Below you can read everyday tips to save energy, save money and do your part for the environment, while still getting your clothes clean.
Adapted from Consumer Guide to Home Energy Savings, by Alex Wilson, Jennifer Thorne, and John Morrill
* Use lower temperature settings. 90% of the Energy used in washing clothes is driven by the temperature of the water used. Use warm or cold water for the wash cycle instead of hot (except for greasy stains), and only use cold for rinses. Experiment with different laundry detergents to find one that works well with cooler water. By presoaking heavily soiled clothes, a cooler wash temperature may be fine. The temperature of the rinse water does not affect cleaning, so always set the washing machine on cold water rinse.
* Turn down the thermostat on your water heater. A setting of 120 F is adequate for most home needs. By reducing your hot water temperature, you will save energy with either hot or warm wash cycles.
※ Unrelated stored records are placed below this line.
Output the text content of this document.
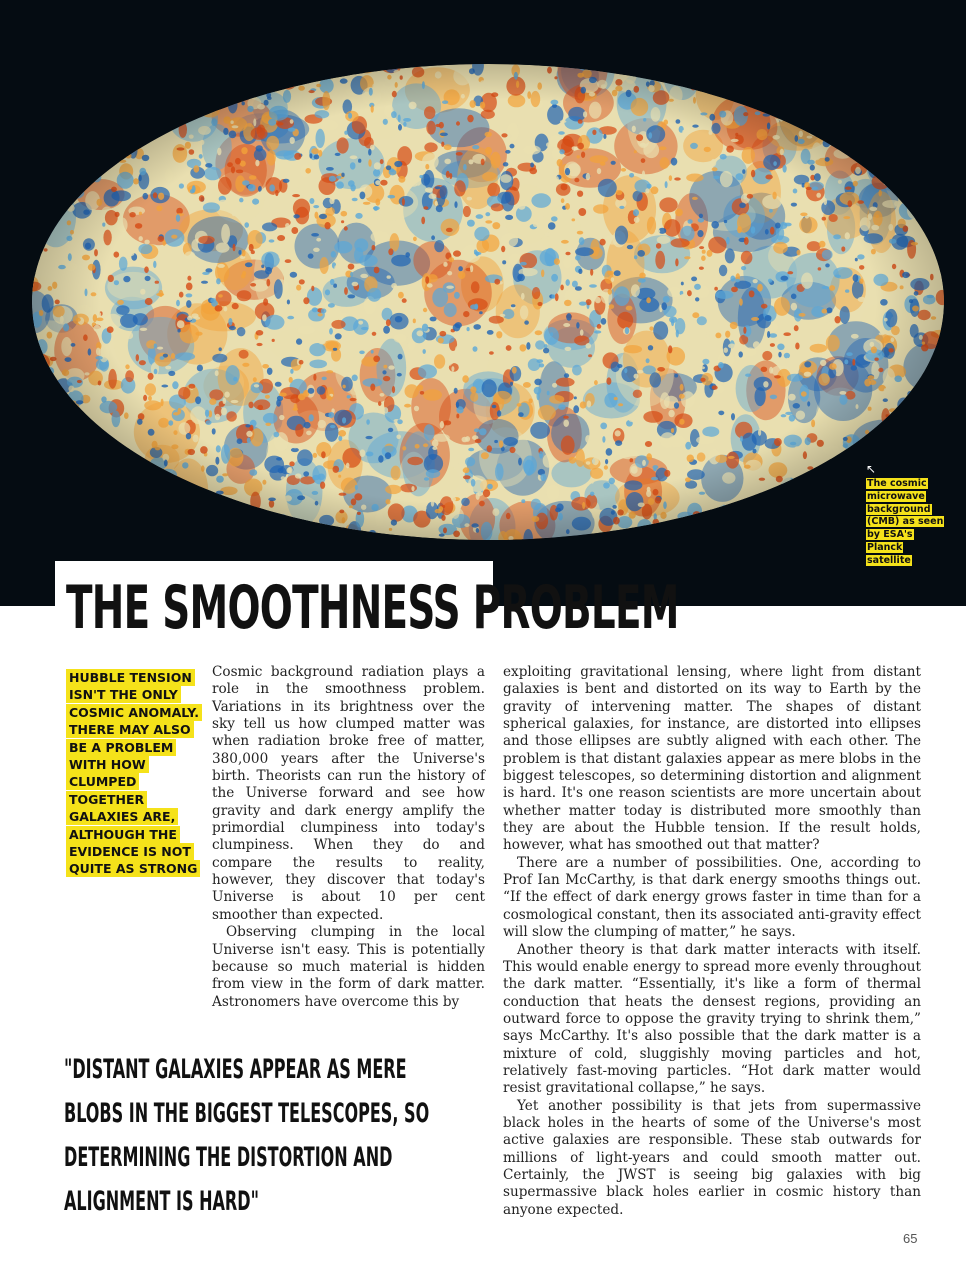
↖
The cosmic microwave background (CMB) as seen by ESA's Planck satellite
THE SMOOTHNESS PROBLEM
HUBBLE TENSION ISN'T THE ONLY COSMIC ANOMALY. THERE MAY ALSO BE A PROBLEM WITH HOW CLUMPED TOGETHER GALAXIES ARE, ALTHOUGH THE EVIDENCE IS NOT QUITE AS STRONG

Cosmic background radiation plays a role in the smoothness problem. Variations in its brightness over the sky tell us how clumped matter was when radiation broke free of matter, 380,000 years after the Universe's birth. Theorists can run the history of the Universe forward and see how gravity and dark energy amplify the primordial clumpiness into today's clumpiness. When they do and compare the results to reality, however, they discover that today's Universe is about 10 per cent smoother than expected.

Observing clumping in the local Universe isn't easy. This is potentially because so much material is hidden from view in the form of dark matter. Astronomers have overcome this by

exploiting gravitational lensing, where light from distant galaxies is bent and distorted on its way to Earth by the gravity of intervening matter. The shapes of distant spherical galaxies, for instance, are distorted into ellipses and those ellipses are subtly aligned with each other. The problem is that distant galaxies appear as mere blobs in the biggest telescopes, so determining distortion and alignment is hard. It's one reason scientists are more uncertain about whether matter today is distributed more smoothly than they are about the Hubble tension. If the result holds, however, what has smoothed out that matter?

There are a number of possibilities. One, according to Prof Ian McCarthy, is that dark energy smooths things out. “If the effect of dark energy grows faster in time than for a cosmological constant, then its associated anti-gravity effect will slow the clumping of matter,” he says.

Another theory is that dark matter interacts with itself. This would enable energy to spread more evenly throughout the dark matter. “Essentially, it's like a form of thermal conduction that heats the densest regions, providing an outward force to oppose the gravity trying to shrink them,” says McCarthy. It's also possible that the dark matter is a mixture of cold, sluggishly moving particles and hot, relatively fast-moving particles. “Hot dark matter would resist gravitational collapse,” he says.

Yet another possibility is that jets from supermassive black holes in the hearts of some of the Universe's most active galaxies are responsible. These stab outwards for millions of light-years and could smooth matter out. Certainly, the JWST is seeing big galaxies with big supermassive black holes earlier in cosmic history than anyone expected.

"DISTANT GALAXIES APPEAR AS MERE BLOBS IN THE BIGGEST TELESCOPES, SO DETERMINING THE DISTORTION AND ALIGNMENT IS HARD"

65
* Load the washing machine to capacity when possible. Most people tend to underload rather than overload their washers. Check your machine’s load capacity in pounds, then weigh out a few loads of laundry to get a sense of how much laundry 10 or 18 to 20 pounds represents. Then use your eye to judge the volume of clothes for a load. Washing one large load will take less energy than washing two loads on a low or medium setting.
* If washing lightly soiled clothes, use the suds-saving feature if it’s available on your washing machine. This saves the was water to be reused in the next load. Only use this feature, though, if the second load is to be washed right away.
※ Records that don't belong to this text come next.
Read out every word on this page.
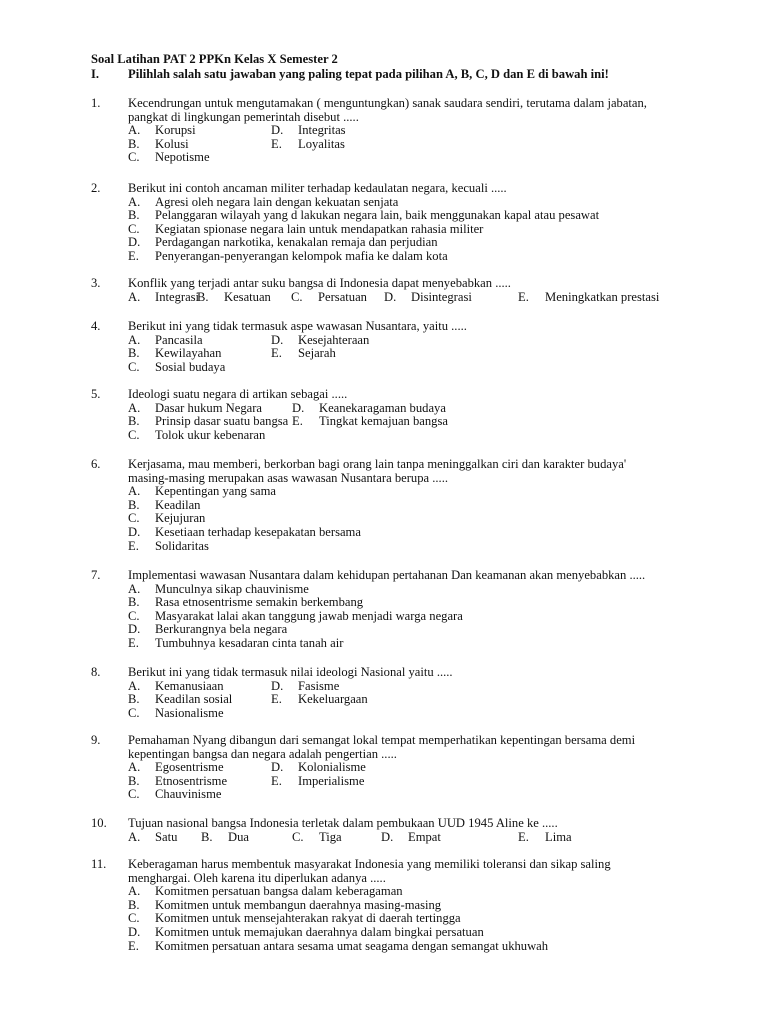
Soal Latihan PAT 2 PPKn Kelas X Semester 2
I. Pilihlah salah satu jawaban yang paling tepat pada pilihan A, B, C, D dan E di bawah ini!
1. Kecendrungan untuk mengutamakan ( menguntungkan) sanak saudara sendiri, terutama dalam jabatan,
pangkat di lingkungan pemerintah disebut .....
A. Korupsi	D. Integritas
B. Kolusi	E. Loyalitas
C. Nepotisme
2. Berikut ini contoh ancaman militer terhadap kedaulatan negara, kecuali .....
A. Agresi oleh negara lain dengan kekuatan senjata
B. Pelanggaran wilayah yang d lakukan negara lain, baik menggunakan kapal atau pesawat
C. Kegiatan spionase negara lain untuk mendapatkan rahasia militer
D. Perdagangan narkotika, kenakalan remaja dan perjudian
E. Penyerangan-penyerangan kelompok mafia ke dalam kota
3. Konflik yang terjadi antar suku bangsa di Indonesia dapat menyebabkan .....
A. Integrasi
B. Kesatuan C. Persatuan D. Disintegrasi	E. Meningkatkan prestasi
4. Berikut ini yang tidak termasuk aspe wawasan Nusantara, yaitu .....
A. Pancasila	D. Kesejahteraan
B. Kewilayahan	E. Sejarah
C. Sosial budaya
5. Ideologi suatu negara di artikan sebagai .....
A. Dasar hukum Negara D. Keanekaragaman budaya
B. Prinsip dasar suatu bangsa E. Tingkat kemajuan bangsa
C. Tolok ukur kebenaran
6. Kerjasama, mau memberi, berkorban bagi orang lain tanpa meninggalkan ciri dan karakter budaya'
masing-masing merupakan asas wawasan Nusantara berupa .....
A. Kepentingan yang sama
B. Keadilan
C. Kejujuran
D. Kesetiaan terhadap kesepakatan bersama
E. Solidaritas
7. Implementasi wawasan Nusantara dalam kehidupan pertahanan Dan keamanan akan menyebabkan .....
A. Munculnya sikap chauvinisme
B. Rasa etnosentrisme semakin berkembang
C. Masyarakat lalai akan tanggung jawab menjadi warga negara
D. Berkurangnya bela negara
E. Tumbuhnya kesadaran cinta tanah air
8. Berikut ini yang tidak termasuk nilai ideologi Nasional yaitu .....
A. Kemanusiaan	D. Fasisme
B. Keadilan sosial	E. Kekeluargaan
C. Nasionalisme
9. Pemahaman Nyang dibangun dari semangat lokal tempat memperhatikan kepentingan bersama demi
kepentingan bangsa dan negara adalah pengertian .....
A. Egosentrisme	D. Kolonialisme
B. Etnosentrisme	E. Imperialisme
C. Chauvinisme
10. Tujuan nasional bangsa Indonesia terletak dalam pembukaan UUD 1945 Aline ke .....
A. Satu B. Dua	C. Tiga	D. Empat	E. Lima
11. Keberagaman harus membentuk masyarakat Indonesia yang memiliki toleransi dan sikap saling
menghargai. Oleh karena itu diperlukan adanya .....
A. Komitmen persatuan bangsa dalam keberagaman
B. Komitmen untuk membangun daerahnya masing-masing
C. Komitmen untuk mensejahterakan rakyat di daerah tertingga
D. Komitmen untuk memajukan daerahnya dalam bingkai persatuan
E. Komitmen persatuan antara sesama umat seagama dengan semangat ukhuwah
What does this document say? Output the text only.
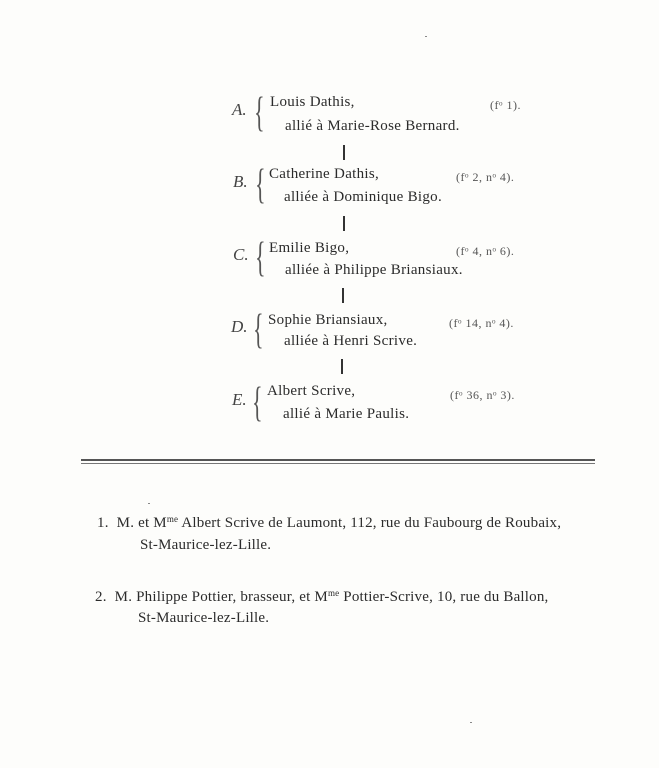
A. { Louis Dathis,
allié à Marie-Rose Bernard.
(fᵒ 1).
B. { Catherine Dathis,
alliée à Dominique Bigo.
(fᵒ 2, nᵒ 4).
C. { Emilie Bigo,
alliée à Philippe Briansiaux.
(fᵒ 4, nᵒ 6).
D. { Sophie Briansiaux,
alliée à Henri Scrive.
(fᵒ 14, nᵒ 4).
E. { Albert Scrive,
allié à Marie Paulis.
(fᵒ 36, nᵒ 3).
1. M. et $M^{me}$ Albert Scrive de Laumont, 112, rue du Faubourg de Roubaix,
St-Maurice-lez-Lille.
2. M. Philippe Pottier, brasseur, et $M^{me}$ Pottier-Scrive, 10, rue du Ballon,
St-Maurice-lez-Lille.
* When drying, separate your clothes and dry similar types of clothes together. Lightweight synthetics, for example, dry much more quickly than bath towels and natural fiber clothes.
* Don’t overdry clothes. Take clothes out while they are still slightly damp to reduce the need for ironing – another big energy user. If your dryer has a setting for auto-dry, be sure to use it instead of the timer to avoid wasting energy.
* Don’t add wet items to a load that is already partially dried.
* Dry two or more loads in a row, taking advantage of the heat still in the dryer from the first load.
* Clean the dryer filter after each use. A clogged filter will restrict flow and reduce dryer performance.
* Dry full loads when possible, but be careful not to overfill the dryer. Drying small loads wastes energy. Air should be able to circulate freely around the drying clothes.
* Check the outside dryer exhaust vent. Make sure it is clean and that the flapper on the outside hood opens and closes freely.
* In good weather, consider hanging clothes outside and using totally free solar energy to do the drying.